Voyager‘s arrival as “The NETWORK show!” further cemented DS9‘s perception as the “middle child” of Trek, trapped and underappreciated as the last of both the syndication model and the “ship-less” model— the addition of the tough, little Defiant notwithstanding. The ’90s were marching on, competing sci-fi was booming,  lesser stations were bumping DS9 to after the hockey game at 2 AM, and the “overlooked” rap on DS9 stuck: Trek fans were not only splitting but dwindling overall. “My VCR messed up,  then I had a vacation, and now I can’t keep up!,” I heard more than one fan wail back in the ’90s.

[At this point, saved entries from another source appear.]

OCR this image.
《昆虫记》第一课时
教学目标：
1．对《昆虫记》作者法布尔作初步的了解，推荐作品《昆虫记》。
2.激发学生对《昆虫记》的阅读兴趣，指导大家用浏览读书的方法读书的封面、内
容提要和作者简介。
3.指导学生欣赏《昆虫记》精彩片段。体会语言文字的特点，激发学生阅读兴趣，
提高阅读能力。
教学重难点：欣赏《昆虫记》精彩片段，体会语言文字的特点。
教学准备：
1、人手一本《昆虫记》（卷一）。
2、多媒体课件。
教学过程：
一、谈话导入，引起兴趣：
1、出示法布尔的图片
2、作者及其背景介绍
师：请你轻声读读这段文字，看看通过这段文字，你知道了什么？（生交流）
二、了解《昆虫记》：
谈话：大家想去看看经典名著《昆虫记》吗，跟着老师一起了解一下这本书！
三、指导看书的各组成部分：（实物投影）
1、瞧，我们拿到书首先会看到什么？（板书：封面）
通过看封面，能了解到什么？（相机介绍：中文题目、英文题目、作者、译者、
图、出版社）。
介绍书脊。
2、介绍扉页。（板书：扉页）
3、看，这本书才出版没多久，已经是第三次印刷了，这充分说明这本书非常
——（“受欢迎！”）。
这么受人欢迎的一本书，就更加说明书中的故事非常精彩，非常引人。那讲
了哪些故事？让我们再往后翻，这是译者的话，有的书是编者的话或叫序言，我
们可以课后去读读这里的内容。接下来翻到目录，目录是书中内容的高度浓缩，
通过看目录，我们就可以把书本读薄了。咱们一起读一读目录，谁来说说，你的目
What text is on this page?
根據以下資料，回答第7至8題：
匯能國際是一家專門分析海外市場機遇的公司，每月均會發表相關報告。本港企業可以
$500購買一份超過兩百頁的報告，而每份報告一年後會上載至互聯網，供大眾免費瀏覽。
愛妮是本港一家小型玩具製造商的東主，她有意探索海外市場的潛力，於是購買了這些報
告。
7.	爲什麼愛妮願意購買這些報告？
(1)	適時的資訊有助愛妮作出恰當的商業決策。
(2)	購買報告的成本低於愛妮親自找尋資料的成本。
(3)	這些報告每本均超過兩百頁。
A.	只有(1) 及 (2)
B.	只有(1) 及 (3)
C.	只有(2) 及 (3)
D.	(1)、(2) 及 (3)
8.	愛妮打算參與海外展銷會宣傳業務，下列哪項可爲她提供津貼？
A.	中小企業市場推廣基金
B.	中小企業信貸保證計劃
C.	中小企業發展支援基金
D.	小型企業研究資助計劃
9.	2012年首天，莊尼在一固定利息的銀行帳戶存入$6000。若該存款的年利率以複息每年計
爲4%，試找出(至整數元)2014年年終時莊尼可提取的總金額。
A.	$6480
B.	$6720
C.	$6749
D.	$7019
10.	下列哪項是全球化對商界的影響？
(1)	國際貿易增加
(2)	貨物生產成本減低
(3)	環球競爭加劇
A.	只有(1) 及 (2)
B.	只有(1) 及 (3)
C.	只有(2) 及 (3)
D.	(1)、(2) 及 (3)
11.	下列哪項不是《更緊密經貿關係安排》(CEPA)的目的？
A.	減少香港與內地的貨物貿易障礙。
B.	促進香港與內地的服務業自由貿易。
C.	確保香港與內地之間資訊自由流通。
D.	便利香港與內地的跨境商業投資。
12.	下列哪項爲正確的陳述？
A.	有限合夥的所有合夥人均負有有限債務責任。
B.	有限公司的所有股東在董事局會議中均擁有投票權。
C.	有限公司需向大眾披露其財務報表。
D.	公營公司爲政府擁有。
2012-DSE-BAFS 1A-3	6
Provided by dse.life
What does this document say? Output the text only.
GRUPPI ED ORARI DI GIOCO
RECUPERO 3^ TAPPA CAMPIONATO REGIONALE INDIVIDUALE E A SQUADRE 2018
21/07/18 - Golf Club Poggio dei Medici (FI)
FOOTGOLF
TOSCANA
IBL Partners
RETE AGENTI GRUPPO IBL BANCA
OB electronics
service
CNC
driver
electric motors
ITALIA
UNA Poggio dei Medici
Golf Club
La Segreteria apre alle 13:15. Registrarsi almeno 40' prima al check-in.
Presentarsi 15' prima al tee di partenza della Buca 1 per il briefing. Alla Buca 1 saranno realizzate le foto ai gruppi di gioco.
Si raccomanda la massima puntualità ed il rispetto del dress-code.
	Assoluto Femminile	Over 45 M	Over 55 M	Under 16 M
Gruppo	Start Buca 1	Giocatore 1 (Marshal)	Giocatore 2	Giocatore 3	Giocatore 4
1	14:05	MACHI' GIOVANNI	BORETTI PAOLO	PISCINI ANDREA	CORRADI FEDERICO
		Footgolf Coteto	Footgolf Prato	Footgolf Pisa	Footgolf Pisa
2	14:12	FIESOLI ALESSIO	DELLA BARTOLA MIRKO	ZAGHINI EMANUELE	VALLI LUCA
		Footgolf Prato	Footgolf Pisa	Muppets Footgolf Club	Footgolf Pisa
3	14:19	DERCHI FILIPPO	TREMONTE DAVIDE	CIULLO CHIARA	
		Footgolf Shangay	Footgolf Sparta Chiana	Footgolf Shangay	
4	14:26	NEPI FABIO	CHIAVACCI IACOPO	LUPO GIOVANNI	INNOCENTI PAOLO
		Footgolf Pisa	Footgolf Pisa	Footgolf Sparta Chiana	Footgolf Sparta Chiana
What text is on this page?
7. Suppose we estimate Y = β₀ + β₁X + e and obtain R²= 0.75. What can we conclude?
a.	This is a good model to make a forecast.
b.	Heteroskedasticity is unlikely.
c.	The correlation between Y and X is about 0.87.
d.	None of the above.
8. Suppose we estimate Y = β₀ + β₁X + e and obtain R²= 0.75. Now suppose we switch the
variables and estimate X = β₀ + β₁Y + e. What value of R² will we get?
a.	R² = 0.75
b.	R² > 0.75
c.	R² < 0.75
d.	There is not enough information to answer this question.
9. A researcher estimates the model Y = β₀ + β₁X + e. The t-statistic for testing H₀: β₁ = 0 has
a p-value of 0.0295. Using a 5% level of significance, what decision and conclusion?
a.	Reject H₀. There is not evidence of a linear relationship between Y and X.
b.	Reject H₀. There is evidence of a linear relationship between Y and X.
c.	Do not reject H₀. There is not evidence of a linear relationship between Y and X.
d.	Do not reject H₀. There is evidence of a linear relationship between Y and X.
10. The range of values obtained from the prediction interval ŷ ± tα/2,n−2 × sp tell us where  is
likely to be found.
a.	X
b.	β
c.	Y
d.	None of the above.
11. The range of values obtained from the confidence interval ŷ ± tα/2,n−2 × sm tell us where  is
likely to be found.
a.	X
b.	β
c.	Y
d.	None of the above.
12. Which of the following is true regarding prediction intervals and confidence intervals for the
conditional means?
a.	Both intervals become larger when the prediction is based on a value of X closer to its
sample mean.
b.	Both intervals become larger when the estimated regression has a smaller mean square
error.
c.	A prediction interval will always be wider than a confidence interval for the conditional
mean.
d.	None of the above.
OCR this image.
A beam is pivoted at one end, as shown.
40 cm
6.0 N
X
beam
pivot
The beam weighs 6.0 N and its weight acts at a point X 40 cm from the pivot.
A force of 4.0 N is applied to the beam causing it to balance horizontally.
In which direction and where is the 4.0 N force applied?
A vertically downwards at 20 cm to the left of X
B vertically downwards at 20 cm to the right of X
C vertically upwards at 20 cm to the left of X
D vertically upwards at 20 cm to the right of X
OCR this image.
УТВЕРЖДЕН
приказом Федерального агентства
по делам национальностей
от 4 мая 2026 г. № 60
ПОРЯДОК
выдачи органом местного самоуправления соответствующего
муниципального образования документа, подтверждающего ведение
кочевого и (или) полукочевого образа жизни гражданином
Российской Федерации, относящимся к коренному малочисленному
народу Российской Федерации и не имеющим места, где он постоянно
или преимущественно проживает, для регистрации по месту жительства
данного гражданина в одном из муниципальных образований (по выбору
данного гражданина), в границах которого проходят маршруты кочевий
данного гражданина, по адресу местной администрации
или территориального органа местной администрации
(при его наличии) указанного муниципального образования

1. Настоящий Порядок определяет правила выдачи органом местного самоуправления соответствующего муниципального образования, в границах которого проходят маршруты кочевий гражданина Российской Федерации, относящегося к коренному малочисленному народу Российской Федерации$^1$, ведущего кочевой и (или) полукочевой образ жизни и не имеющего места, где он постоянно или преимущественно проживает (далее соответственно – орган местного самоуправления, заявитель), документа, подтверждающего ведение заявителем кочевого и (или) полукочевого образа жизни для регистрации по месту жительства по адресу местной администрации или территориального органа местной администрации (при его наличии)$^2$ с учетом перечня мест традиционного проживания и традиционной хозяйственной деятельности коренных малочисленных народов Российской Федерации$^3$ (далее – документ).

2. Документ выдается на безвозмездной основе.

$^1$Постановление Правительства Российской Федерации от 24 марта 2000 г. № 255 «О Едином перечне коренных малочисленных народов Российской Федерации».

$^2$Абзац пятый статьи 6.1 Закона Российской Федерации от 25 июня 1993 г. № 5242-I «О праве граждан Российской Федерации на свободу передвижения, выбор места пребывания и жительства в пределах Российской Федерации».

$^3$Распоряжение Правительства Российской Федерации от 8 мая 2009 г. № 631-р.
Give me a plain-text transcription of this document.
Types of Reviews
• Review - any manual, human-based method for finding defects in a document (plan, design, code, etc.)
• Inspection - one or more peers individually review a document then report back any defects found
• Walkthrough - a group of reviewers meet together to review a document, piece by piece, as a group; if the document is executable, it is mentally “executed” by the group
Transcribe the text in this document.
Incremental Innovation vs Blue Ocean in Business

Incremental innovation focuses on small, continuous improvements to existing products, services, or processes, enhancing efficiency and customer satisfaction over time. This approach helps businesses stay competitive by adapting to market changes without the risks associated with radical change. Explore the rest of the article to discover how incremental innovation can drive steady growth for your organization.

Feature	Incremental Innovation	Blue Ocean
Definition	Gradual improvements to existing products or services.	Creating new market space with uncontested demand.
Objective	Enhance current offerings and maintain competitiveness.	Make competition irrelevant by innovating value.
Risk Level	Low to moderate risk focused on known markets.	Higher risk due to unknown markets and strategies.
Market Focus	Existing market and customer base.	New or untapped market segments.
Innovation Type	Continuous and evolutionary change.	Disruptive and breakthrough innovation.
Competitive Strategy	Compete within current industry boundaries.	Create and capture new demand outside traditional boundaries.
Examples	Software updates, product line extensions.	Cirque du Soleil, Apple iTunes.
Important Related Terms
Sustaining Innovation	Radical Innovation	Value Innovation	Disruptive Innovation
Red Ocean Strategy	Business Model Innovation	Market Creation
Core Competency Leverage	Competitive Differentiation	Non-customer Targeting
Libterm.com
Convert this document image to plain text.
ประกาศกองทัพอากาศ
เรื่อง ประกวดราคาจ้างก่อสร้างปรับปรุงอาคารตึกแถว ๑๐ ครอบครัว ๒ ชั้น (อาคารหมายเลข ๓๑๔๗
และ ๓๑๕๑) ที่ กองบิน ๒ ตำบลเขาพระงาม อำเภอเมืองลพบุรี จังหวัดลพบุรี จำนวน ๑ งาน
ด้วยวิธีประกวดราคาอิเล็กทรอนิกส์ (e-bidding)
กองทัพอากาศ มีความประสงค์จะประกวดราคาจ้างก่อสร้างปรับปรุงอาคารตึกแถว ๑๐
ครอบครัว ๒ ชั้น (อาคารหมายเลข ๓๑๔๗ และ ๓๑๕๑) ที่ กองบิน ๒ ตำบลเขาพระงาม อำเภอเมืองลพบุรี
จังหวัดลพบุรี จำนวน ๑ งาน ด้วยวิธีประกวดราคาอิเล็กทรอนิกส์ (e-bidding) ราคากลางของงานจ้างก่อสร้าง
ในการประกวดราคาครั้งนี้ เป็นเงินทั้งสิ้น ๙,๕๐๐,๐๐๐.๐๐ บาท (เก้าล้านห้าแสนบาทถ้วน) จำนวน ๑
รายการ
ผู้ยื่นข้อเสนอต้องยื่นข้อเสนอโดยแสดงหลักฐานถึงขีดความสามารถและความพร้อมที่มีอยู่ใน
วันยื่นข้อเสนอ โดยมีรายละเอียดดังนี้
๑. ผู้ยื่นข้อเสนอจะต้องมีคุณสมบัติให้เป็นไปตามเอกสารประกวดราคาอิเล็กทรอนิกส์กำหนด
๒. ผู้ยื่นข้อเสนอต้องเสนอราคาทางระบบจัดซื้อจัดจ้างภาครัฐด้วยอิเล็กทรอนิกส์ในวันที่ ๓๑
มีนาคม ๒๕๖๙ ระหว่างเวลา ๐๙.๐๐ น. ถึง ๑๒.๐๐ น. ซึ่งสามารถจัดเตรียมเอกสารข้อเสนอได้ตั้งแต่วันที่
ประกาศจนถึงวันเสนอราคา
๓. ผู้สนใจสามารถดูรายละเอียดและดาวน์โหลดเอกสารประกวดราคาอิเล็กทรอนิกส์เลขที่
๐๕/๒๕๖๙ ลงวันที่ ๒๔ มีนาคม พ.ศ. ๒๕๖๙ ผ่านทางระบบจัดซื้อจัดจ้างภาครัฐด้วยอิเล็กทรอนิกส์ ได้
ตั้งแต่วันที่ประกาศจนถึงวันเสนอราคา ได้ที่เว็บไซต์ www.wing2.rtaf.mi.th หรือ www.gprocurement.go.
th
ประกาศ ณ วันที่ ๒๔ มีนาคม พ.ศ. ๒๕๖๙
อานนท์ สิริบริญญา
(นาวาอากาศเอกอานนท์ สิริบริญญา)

Not here, though. Business needs of the Trek boom aside, I followed DS9 every bit as much as any other Trek incarnation— because they were all just volumes in the encyclopedia… they were all books on the same shelf. It was a healthy attitude to have when I realized finally to just put JJ’s KelvinTrek on an all-new shelf in a bigger bookcase.

That’s why it was always a thrill to meet and interview DS9‘s incredible and evergrowing cast of mostly classical actors, many of them doing it through “alien masks”…. soak up all the areas of visual creatives, from art to props to costumes and visual effects … and especially those writers, who mourned a little for the loss of the outward cheers but stuck to their own guts and guns and instincts, from Michael Piller right through Ira Steven Behr‘s majority of the run. I was more than happy in those pre-Internet days to help out with the sticky web of backstory they were so furiously spinning so fast they could barely keep up with it—from Dax’s hosts to the dodgy O’Brien bio to the line that helped save “By Inferno’s Light.” Whether Rick Berman really did throw up his hands to focus on Voyager… or had the good sense to let them just run with the “different” Trek… it worked for him, too.

Most of all, personally, my heart will always be smiling for any of my set visits to DS9‘s incredible location shoots or “out of the box” special shows…and I’m lookin’ at you, “Little Green Men,” “Doctor Bashir, I Presume,” and especially “What We Leave Behind” and even “Trials and Tribble-ations”—the latter that sparked the easiest major BTS writing I’ve ever done.

Ira always predicted that under-appreciated DS9 would have the last laugh at the Trek family reunions (albeit a respectful laugh)— and I knew in my gut he was right. That’s why it’s been no surprise to me over the last 10 years, when I take a show-of-hands survey among fans in my con audiences, that the biggest trend shift has been toward huge new DS9 love and numbers. I love proving Ira right! Even without a much-deserved HD re-do as TNG and TOS received, DS9 was the bigger winner of the streaming revolution led by Netflix—and it’s darker, serial tone has turned from hate fodder to amazing foresight.

That pendulum always swings, though, so we’ll have to see how the current crowd’s proclamation that DS9 is “the Trek that has aged the best” looks in another 10 years. But I do know it’s why Ira’s DS9 documentary “What We Left Behind” easily spilled into its crowdfunder stretch goals and is anxiously being awaited with the same love as greets any of its cast, writers and creatives on the con circuit and their new projects. And why DS9 artifacts and guests grab so much attention by our Portal 47 deep-divers.

Whether or not my sit-down with Ira make the cut in his film, this 25th anniversary just reminds me what a wild, exciting and enlightening ride it’s been from within even my tiny coverage-and-contribution corner of DS9. I didn’t leave it all behind at all—and apparently, neither have most of you!

 

 

 

 

Comments 1

  1. I always loved DS9, still do. It was Voyager I found hard to remember to watch, although I enjoyed it when I did remember.